The Expedited Wind Energy Act passed in 2008 by the heavily lobbied and “gifted” Maine Legislature sets an 8- mile impact zone which this string of turbines is beyond. Yet, the red flashing lights, shadow flicker and noise pollution from the bird- and bat-killing turbines will industrialize the region.
The project area is also designated as critical habitat needed for the Atlantic salmon restoration efforts. This project will destroy the vegetation along the banks of 34 perennial streams critical for salmon recovery.
Mainers are being taken to the cleaner by First Wind, which has no concern about the ecological impacts or the fact that these industrial wind “pig farms” are ruining the “wild” brand that defines Maine and attracts tourists, hikers and other outdoor enthusiasts.
First Wind’s application to the Maine DEP states that “the purpose of the project is to create a commercially viable low-impact wind energy project.”
This statement could not be further from the truth. It is common knowledge that mountaintop industrial wind is not “commercially feasible.” Tax subsidies on the local (TIFs), state (Pine Tree Zones) and federal (production tax credits) levels are the only reason industrial wind projects are economically viable.
In addition, the cost of electricity has risen and will continue to rise as a direct result of mountaintop industrial wind. When these subsidies stop, you can count on First Wind disappearing with our tax-dollar-generated profits, leaving behind a severely impoverished industrialized landscape.
It is a scam being perpetrated on the people of Maine by wellfunded industrial wind lobbyists and a few quasi-environmental groups who refuse to get their heads out of the sand and stop taking bribe money the wind corporations enjoy passing out.
The application also states that a “wind power project like Bingham Wind Project address each of these concerns … greenhouse gases impact on the environment, climate and the health of Maine citizens.”
This statement is also not true. Every scientific study I have been able to review comes to the opposite conclusion.
Because wind is intermittent, it is necessary to back it up with conventional power plants. Since these plants need to be ramped up and down to accommodate the intermittency, they usemore fuel and put out more greenhouse gases.

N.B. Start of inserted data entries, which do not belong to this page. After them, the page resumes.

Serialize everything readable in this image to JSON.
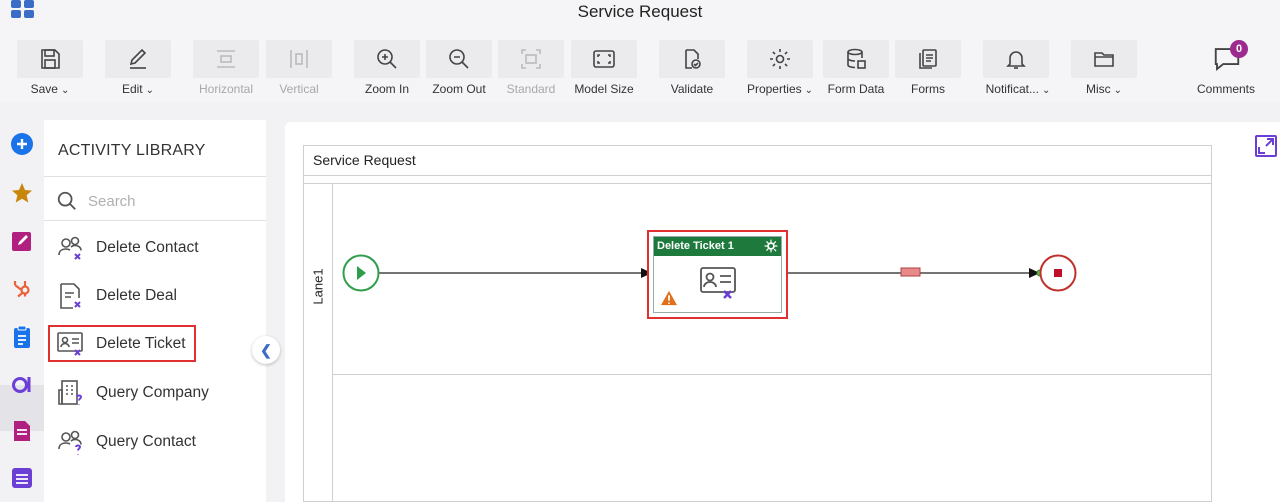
{
  "window": {
    "title": "Service Request"
  },
  "toolbar": {
    "save": "Save",
    "edit": "Edit",
    "horizontal": "Horizontal",
    "vertical": "Vertical",
    "zoom_in": "Zoom In",
    "zoom_out": "Zoom Out",
    "standard": "Standard",
    "model_size": "Model Size",
    "validate": "Validate",
    "properties": "Properties",
    "form_data": "Form Data",
    "forms": "Forms",
    "notifications": "Notificat...",
    "misc": "Misc",
    "comments": "Comments",
    "comments_count": "0"
  },
  "library": {
    "title": "ACTIVITY LIBRARY",
    "search_placeholder": "Search",
    "items": [
      {
        "label": "Delete Contact",
        "icon": "delete-contact-icon"
      },
      {
        "label": "Delete Deal",
        "icon": "delete-deal-icon"
      },
      {
        "label": "Delete Ticket",
        "icon": "delete-ticket-icon",
        "selected": true
      },
      {
        "label": "Query Company",
        "icon": "query-company-icon"
      },
      {
        "label": "Query Contact",
        "icon": "query-contact-icon"
      }
    ]
  },
  "canvas": {
    "pool_title": "Service Request",
    "lane_label": "Lane1",
    "task_title": "Delete Ticket 1"
  },
  "colors": {
    "accent": "#3b6cc6",
    "task_header": "#1e7a3c",
    "highlight": "#e03030",
    "start": "#2e9e4a",
    "end": "#c0302a",
    "badge": "#9c2a8f"
  }
}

When adding the greenhouse gases generated by construction, the consumption of large amounts of power need to run the turbines, the thousands of gallons of lubricants, the destructive mining of rare earth metals in Mongolia, the shipment of turbines and the manufacture of plastics used in composites, this so called “clean energy” gets pretty darn dirty.
Add to this the loss of forest carbon sequestration due to the clear cutting of forests for turbine pads, roads and power lines, and mountaintop industrial wind doesn’t look so green.
Finally, First Wind claims that the Bingham Wind project is in the best interest of the “health of Maine citizens”. Mainers are being treated with medications as a result of industrial wind turbines, and First Wind has the gall to state mountaintop wind power is good for the “health of Maine citizens”? It is only good for their bottom line.
One thing that I have learned — and it was a hard fact to face — is that just because something is renewable doesn’t make it de facto clean and green.
First Wind is leaching taxpayer money to build turbines which are dividing communities, blasting off mountaintops, clear cutting forests, killing birds and bats, forcing people out of their homes, negatively impacting the health of Mainers and destroying the visual beauty of wild Maine.
These actions are antithetical to Maine values.
It is truly a sad day for Maine if First Wind’s trashing of Maine is allowed to continue.
JONATHAN CARTER is director of the Forest Ecology Network.